Giocare fino a dopo i 40 anni

"La passione per quello che fai è fondamentale. Devi essere sincero con te stesso, devi sapere chi sei e dove vuoi andare. Io mi sono sentito così, mi hanno fatto sentire così. La cultura del lavoro, la resilienza, la costanza, la cura dei dettagli, sono fondamentali. Se hai tutte queste cose e riesci ad essere incisivo con i tuoi compagni è perfetto".

Infortuni gravi e lunghi

"Ne ho avuti pochi ma a Palermo subì quello più brutto, pensavo che dovessi finire la carriera. Nel tragitto dal campo allo spogliatoio chiedevo al dottore quando potevo ricominciare la riabilitazione perché non volevo smettere in quella maniera lì, superare quella prova e tornare a fare almeno una partita davanti ai miei tifosi e per fortuna è stata più di una partita. La voglia di tornare è sempre più forte. Al di là delle difficoltà che puoi trovare durante la riabilitazione durante un infortunio così grave, credo che la tenacia di crederci ti porta a superare quel momento".

La partita d'addio è stata emozionante

"È stata molto emozionante, tutta quella settimana lo è stata. L’affetto dei tifosi e dei miei compagni. Prima di arrivare a San Siro, i miei compagni mi hanno regalato uno striscione con scritto 'grazie capitano'. Tutti quei bambini con la maglia numero 4, ho pensato ai tanti momenti emozionanti. Posso solo dire grazie, all’Inter devo tutto".
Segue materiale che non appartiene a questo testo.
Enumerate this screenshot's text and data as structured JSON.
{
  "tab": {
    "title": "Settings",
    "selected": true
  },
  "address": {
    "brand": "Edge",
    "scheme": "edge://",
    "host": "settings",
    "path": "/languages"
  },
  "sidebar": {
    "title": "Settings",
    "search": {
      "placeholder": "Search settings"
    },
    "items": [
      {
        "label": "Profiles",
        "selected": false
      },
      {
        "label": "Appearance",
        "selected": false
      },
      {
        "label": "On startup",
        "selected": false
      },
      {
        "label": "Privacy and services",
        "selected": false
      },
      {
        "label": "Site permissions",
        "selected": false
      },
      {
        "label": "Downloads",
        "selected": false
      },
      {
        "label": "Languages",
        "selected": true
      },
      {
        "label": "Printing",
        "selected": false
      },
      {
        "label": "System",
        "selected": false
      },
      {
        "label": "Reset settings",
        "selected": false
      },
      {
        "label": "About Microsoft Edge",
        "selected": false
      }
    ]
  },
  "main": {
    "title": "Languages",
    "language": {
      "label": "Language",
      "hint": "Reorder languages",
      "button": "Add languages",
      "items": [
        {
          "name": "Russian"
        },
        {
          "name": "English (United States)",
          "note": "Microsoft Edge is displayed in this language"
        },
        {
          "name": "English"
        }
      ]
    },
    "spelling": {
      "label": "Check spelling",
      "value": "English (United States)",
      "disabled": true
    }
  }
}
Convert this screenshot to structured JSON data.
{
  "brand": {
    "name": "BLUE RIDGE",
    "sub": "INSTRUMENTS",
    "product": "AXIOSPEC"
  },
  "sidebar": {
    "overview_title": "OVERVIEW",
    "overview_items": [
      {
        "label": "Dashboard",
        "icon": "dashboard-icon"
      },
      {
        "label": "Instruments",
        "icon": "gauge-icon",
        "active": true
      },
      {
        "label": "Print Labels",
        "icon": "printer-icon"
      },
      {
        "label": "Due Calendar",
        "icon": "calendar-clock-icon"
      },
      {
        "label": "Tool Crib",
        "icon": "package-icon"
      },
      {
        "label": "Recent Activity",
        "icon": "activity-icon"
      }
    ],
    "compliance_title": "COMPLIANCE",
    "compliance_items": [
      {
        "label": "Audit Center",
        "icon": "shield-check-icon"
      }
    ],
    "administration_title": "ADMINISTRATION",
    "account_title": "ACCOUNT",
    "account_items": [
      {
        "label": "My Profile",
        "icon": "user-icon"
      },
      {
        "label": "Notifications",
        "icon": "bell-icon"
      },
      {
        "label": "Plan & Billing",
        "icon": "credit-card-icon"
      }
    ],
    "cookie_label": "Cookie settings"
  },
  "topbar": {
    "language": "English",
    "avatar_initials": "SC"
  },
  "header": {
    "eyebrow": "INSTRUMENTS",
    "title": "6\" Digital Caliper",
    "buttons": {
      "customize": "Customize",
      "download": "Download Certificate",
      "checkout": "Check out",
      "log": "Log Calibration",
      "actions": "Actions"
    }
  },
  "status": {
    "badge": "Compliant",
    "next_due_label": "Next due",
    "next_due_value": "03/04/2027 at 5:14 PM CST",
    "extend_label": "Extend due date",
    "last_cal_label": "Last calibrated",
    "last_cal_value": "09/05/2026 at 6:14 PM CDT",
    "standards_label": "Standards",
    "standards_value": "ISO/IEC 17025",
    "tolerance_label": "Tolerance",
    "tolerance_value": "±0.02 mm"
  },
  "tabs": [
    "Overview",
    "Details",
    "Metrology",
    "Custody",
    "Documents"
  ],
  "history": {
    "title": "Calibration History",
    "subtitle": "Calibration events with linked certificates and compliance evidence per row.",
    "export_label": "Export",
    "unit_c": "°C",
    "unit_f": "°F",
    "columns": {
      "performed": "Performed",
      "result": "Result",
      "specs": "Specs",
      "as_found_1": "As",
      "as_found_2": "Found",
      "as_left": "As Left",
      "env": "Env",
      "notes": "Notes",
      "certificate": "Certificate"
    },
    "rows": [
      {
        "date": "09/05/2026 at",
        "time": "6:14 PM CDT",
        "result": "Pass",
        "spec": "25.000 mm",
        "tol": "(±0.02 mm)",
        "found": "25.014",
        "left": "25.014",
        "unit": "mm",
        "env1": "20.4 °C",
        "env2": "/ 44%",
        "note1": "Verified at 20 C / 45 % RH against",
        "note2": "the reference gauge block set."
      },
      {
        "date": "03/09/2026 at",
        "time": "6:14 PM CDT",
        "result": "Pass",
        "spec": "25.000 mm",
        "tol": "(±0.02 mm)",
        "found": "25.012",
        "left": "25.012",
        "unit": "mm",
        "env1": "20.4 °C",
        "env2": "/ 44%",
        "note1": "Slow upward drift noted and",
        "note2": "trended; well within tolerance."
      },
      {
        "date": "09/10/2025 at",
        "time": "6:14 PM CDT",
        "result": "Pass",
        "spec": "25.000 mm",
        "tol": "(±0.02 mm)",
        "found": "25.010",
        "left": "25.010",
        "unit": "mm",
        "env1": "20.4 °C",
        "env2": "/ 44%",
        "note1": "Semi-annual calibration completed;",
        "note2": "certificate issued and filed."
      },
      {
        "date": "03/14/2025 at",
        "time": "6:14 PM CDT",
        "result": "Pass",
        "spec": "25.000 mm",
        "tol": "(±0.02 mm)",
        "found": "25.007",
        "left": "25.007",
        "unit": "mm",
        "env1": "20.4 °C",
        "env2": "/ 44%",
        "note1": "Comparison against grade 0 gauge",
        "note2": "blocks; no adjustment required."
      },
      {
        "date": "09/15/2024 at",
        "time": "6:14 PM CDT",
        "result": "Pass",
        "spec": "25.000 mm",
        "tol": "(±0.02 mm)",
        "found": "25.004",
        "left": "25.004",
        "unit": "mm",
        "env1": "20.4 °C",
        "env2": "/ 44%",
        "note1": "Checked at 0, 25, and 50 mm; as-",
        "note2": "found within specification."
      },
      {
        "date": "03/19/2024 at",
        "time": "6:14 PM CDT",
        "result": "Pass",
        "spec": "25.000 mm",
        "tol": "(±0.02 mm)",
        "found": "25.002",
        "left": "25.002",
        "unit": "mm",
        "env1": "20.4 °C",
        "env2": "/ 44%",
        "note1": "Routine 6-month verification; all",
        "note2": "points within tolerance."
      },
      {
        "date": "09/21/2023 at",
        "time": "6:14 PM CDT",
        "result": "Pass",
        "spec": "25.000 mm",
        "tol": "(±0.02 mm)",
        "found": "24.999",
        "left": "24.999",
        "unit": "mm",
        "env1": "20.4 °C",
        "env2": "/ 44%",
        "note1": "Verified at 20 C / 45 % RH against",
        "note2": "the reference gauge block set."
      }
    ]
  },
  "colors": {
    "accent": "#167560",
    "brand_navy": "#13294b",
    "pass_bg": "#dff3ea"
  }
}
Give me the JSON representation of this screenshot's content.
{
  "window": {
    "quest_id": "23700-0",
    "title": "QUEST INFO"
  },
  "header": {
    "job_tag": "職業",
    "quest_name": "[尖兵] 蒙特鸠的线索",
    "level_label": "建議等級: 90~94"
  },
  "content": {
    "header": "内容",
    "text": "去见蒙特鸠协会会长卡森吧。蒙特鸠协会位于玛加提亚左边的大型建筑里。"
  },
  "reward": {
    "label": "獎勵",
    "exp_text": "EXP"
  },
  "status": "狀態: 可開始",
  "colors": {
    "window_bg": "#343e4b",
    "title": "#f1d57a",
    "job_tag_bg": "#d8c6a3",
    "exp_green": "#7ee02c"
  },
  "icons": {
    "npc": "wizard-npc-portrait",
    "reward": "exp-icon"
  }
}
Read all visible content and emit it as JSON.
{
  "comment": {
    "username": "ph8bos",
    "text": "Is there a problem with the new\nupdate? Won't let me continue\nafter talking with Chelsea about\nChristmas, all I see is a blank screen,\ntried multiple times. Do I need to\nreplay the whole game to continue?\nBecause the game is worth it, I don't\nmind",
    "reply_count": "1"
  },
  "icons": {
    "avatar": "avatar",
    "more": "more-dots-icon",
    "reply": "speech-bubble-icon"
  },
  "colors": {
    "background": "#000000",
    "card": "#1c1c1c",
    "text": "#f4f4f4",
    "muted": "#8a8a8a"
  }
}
Cos'ha lasciato la carriera

"Mi ha lasciato tanti ricordi e tante amicizie. Quello che mi manca di più è lo spogliatoio. La partita alla fine di percorso per arrivare alla partita, ma si costruisce tutto nel quotidiano, attraverso lavoro, responsabilità, rispetto. Mi manca quell’atmosfera, l'allenamento e le partite".